Perché dunque scardinare ciò che è normale? Non ha senso ed acquisisce, agli occhi di molti, un bizzarro e direi fastidioso modus operandi privo di ragione, intesa quest’ultima come la facoltà per mezzo della quale si esercita il pensiero. Altra riflessione si pone in un livello diverso e meno preso in considerazione: i coniugi eterosessuali, proprio perché potranno generare figli avranno maggiori oneri, da cui verosimilmente la società trarrà un beneficio futuro. Gli omosessuali, invece, non avendo prole per definizione – e lasciamo perdere le adozioni gay – hanno per propria natura meno doveri e conseguentemente meno diritti, ovviamente in qualità di famiglia e non come persona singola. Potremmo introdurre il concetto di giustizia commutativa ed anche distributiva, quest’ultima, ad esempio, basata sull’apporto che ciascuno dà al bene comune e allo sviluppo della società, inteso anche come procreazione ed educazione dei figli.
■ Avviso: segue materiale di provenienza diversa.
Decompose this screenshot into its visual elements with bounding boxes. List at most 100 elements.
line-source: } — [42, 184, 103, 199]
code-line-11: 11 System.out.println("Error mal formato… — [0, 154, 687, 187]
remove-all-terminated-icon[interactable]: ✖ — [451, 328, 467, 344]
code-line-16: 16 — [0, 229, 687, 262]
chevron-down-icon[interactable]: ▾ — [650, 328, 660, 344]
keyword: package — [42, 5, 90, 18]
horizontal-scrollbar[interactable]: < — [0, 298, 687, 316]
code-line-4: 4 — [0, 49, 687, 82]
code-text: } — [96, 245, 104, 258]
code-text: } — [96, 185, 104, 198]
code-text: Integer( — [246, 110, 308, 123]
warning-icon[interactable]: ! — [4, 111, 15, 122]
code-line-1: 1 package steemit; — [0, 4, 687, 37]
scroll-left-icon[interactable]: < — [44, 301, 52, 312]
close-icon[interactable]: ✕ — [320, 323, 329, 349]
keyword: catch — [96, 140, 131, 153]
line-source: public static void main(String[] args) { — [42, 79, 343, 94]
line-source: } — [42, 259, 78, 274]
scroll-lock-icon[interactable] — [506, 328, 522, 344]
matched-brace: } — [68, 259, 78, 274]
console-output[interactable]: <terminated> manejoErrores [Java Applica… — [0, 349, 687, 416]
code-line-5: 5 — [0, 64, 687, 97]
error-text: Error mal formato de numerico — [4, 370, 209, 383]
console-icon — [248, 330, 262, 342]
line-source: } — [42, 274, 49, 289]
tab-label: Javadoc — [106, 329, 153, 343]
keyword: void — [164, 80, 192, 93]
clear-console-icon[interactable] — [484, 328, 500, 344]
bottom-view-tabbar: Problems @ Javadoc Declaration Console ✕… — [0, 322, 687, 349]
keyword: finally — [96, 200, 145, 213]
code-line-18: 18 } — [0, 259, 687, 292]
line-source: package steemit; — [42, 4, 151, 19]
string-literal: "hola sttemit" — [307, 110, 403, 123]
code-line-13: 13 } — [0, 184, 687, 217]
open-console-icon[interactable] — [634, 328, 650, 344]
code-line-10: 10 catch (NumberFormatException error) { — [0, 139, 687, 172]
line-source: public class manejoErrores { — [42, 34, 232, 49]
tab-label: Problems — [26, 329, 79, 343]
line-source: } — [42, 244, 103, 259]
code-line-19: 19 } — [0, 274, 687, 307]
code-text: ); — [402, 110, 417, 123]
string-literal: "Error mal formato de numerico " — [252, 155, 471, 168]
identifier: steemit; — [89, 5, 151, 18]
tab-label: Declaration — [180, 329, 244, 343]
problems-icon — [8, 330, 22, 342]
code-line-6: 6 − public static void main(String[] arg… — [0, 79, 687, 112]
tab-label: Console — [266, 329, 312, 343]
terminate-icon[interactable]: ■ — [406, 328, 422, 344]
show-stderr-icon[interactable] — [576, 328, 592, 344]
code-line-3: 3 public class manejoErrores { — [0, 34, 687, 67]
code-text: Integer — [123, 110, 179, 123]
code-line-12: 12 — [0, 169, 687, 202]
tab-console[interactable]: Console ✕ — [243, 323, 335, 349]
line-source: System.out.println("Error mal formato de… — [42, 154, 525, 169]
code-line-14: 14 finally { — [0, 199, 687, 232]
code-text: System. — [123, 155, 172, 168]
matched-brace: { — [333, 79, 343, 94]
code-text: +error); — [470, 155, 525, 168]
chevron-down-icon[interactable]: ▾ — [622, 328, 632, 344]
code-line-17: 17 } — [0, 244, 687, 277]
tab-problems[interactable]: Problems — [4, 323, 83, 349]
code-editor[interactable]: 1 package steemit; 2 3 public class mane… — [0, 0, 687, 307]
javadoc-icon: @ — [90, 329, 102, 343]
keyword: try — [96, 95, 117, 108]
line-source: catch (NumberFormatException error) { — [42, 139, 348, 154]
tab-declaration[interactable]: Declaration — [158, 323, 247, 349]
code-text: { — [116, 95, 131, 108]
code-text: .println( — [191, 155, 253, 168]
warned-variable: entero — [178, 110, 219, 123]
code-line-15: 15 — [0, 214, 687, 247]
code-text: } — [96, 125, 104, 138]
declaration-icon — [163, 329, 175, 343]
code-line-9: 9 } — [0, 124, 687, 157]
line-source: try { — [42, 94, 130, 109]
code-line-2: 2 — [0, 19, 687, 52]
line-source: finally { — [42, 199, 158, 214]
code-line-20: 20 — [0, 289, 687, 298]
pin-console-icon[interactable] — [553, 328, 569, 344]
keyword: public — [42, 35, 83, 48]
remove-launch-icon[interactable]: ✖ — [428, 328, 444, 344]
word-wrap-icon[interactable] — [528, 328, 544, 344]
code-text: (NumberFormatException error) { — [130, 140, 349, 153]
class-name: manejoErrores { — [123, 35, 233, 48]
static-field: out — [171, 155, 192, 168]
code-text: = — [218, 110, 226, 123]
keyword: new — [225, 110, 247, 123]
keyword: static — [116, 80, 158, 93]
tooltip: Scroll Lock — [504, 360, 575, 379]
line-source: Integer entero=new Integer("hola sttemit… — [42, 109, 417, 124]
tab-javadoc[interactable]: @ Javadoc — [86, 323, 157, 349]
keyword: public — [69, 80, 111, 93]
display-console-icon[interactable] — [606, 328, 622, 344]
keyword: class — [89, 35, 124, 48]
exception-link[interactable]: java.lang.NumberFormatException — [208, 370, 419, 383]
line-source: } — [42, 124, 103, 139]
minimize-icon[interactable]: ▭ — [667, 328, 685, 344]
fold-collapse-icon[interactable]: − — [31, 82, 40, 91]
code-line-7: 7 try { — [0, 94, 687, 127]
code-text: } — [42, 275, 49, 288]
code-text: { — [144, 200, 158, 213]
Infine, la professoressa Lucetta Scaraffia ci ricorda, in un articolo uscito sull’Osservatore Romano, “un’altra affermazione non fondata: che il matrimonio faccia parte dei diritti umani, mettendo in secondo piano che esso è primariamente un’istituzione sociale e antropologica che richiede delle condizioni”. E proprio l’assenza di queste primarie condizioni mi portano ad asserire che ogni volta si utilizzerà la parola matrimonio per le coppie omosessuali, non potremo parlare di nessuna vittoria della libertà o conquista di civiltà, come sentiamo spesso ripetere: questo non c’entra proprio niente.